In evaluating the performance of the company in our investment portfolio, growth is definitely part of the equation that we want to include. This growth can be attributed by new markets penetration (inorganic growth) or simply improving certain service or product (organic growth) that the company is currently having, so as to increase value in turns hopefully lead to increasing revenue.
To put it simply, innovation is the key essential for a change. Be it reflected in the work processes of the company or in the product/services the company is providing.
However, a change doesn’t always have to be good. I like the way how Clayton M. Christensen describe the 2 types of innovations. Let’s us first understand the 2 types of innovation:
1. Sustaining innovation
2. Disruptive innovation
1. Sustaining Innovation
Sustaining innovation seeks to improve the current state of performance and value in products, processes and services.
Do not have the wrong impression that sustaining connotes boring growth, it can be radical at times. For example, with the Retina display on phones and tablet, Apple successfully improve our viewing experience, and created a brand new standard where pixelated words are ugly.
But of course, sustaining growth can also take place in incremental steps, progressively. For example from a 2gb RAM to a 3gb RAM. It improves speed and performance, but nothing to call it a new standard, more of catching up to meet the needs of consumer demands.

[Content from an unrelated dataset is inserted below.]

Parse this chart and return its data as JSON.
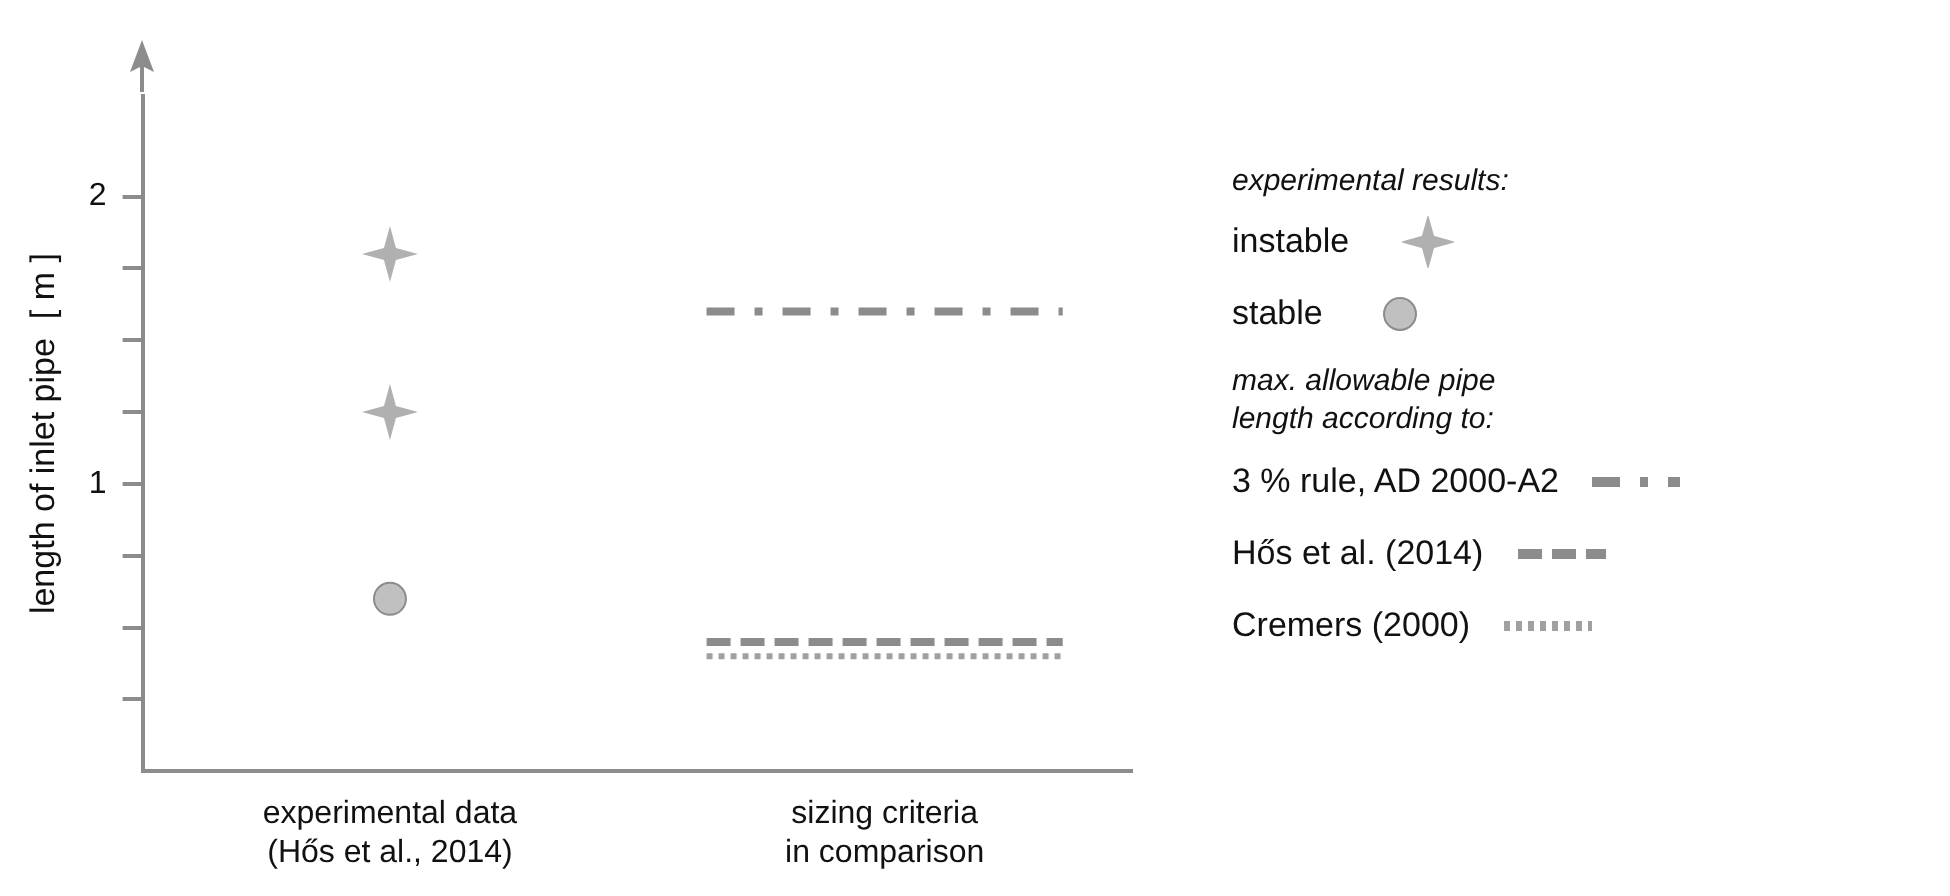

No matter radical or incremental, sustaining growth aims to improve performance of a product that the markets values. Most of the technological advances falls under the sustaining growth
2. Disruptive Innovations
Disruptive innovations create a different value existing products, services and processes can provide.
As described by Clayton Christensen, generally products of disruptive innovation will underperform established products in mainstream markets. But they have other features that a few fringe that customers valued.

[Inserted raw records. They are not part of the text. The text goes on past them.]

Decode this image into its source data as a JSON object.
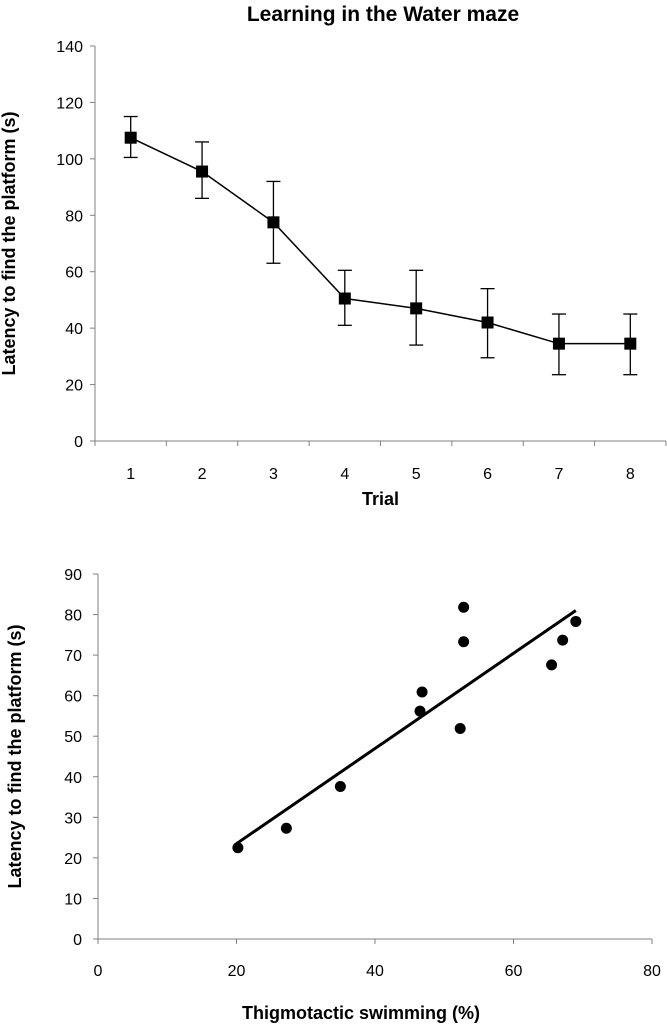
{
  "chart_data": [
    {
      "type": "line",
      "title": "Learning in the Water maze",
      "xlabel": "Trial",
      "ylabel": "Latency to find the platform (s)",
      "categories": [
        "1",
        "2",
        "3",
        "4",
        "5",
        "6",
        "7",
        "8"
      ],
      "series": [
        {
          "values": [
            107.5,
            95.5,
            77.5,
            50.5,
            47,
            42,
            34.5,
            34.5
          ],
          "error_upper": [
            115,
            106,
            92,
            60.5,
            60.5,
            54,
            45,
            45
          ],
          "error_lower": [
            100.5,
            86,
            63,
            41,
            34,
            29.5,
            23.5,
            23.5
          ],
          "marker": "square",
          "color": "#000000"
        }
      ],
      "ylim": [
        0,
        140
      ],
      "yticks": [
        0,
        20,
        40,
        60,
        80,
        100,
        120,
        140
      ],
      "grid": false,
      "legend": "none"
    },
    {
      "type": "scatter",
      "title": "",
      "xlabel": "Thigmotactic swimming (%)",
      "ylabel": "Latency to find the platform (s)",
      "points": [
        {
          "x": 20.2,
          "y": 22.5
        },
        {
          "x": 27.2,
          "y": 27.3
        },
        {
          "x": 35.0,
          "y": 37.6
        },
        {
          "x": 46.5,
          "y": 56.2
        },
        {
          "x": 46.8,
          "y": 60.9
        },
        {
          "x": 52.3,
          "y": 51.9
        },
        {
          "x": 52.8,
          "y": 73.3
        },
        {
          "x": 52.8,
          "y": 81.8
        },
        {
          "x": 65.5,
          "y": 67.6
        },
        {
          "x": 67.1,
          "y": 73.7
        },
        {
          "x": 69.0,
          "y": 78.3
        }
      ],
      "trendline": {
        "x": [
          20,
          69
        ],
        "y": [
          23.5,
          81
        ]
      },
      "xlim": [
        0,
        80
      ],
      "xticks": [
        0,
        20,
        40,
        60,
        80
      ],
      "ylim": [
        0,
        90
      ],
      "yticks": [
        0,
        10,
        20,
        30,
        40,
        50,
        60,
        70,
        80,
        90
      ],
      "grid": false,
      "legend": "none",
      "color": "#000000"
    }
  ]
}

Ideally the end product should be cheaper and simpler to use. For example, a notebook computer versus hand-held digital devices such as tablets.
This type of innovation is less often employ by companies as it might result in worse product performance at least in the near term. However, companies with established product serving the mainstream market should take note of disruptive innovation that could affect the company position in the market.
It might be interesting to note that although promising it might sounds for disruptive growth – to be a game changer, it is disruptive technologies that account for most companies failure. Many companies lose their stand as market leaders due to disruptive innovation.
On the other hand, even the most radical sustaining innovation rarely account for failure of leading company.
I hope this short article serve you as a food for thought, be it in your workplace or when you are evaluating your invested company. Make a thought on what is the type of innovation is the management team placing the most resources in? What are the upcoming disruptive technologies which will affect the standing of your company? As this might equates to the future success or even survivability of your company.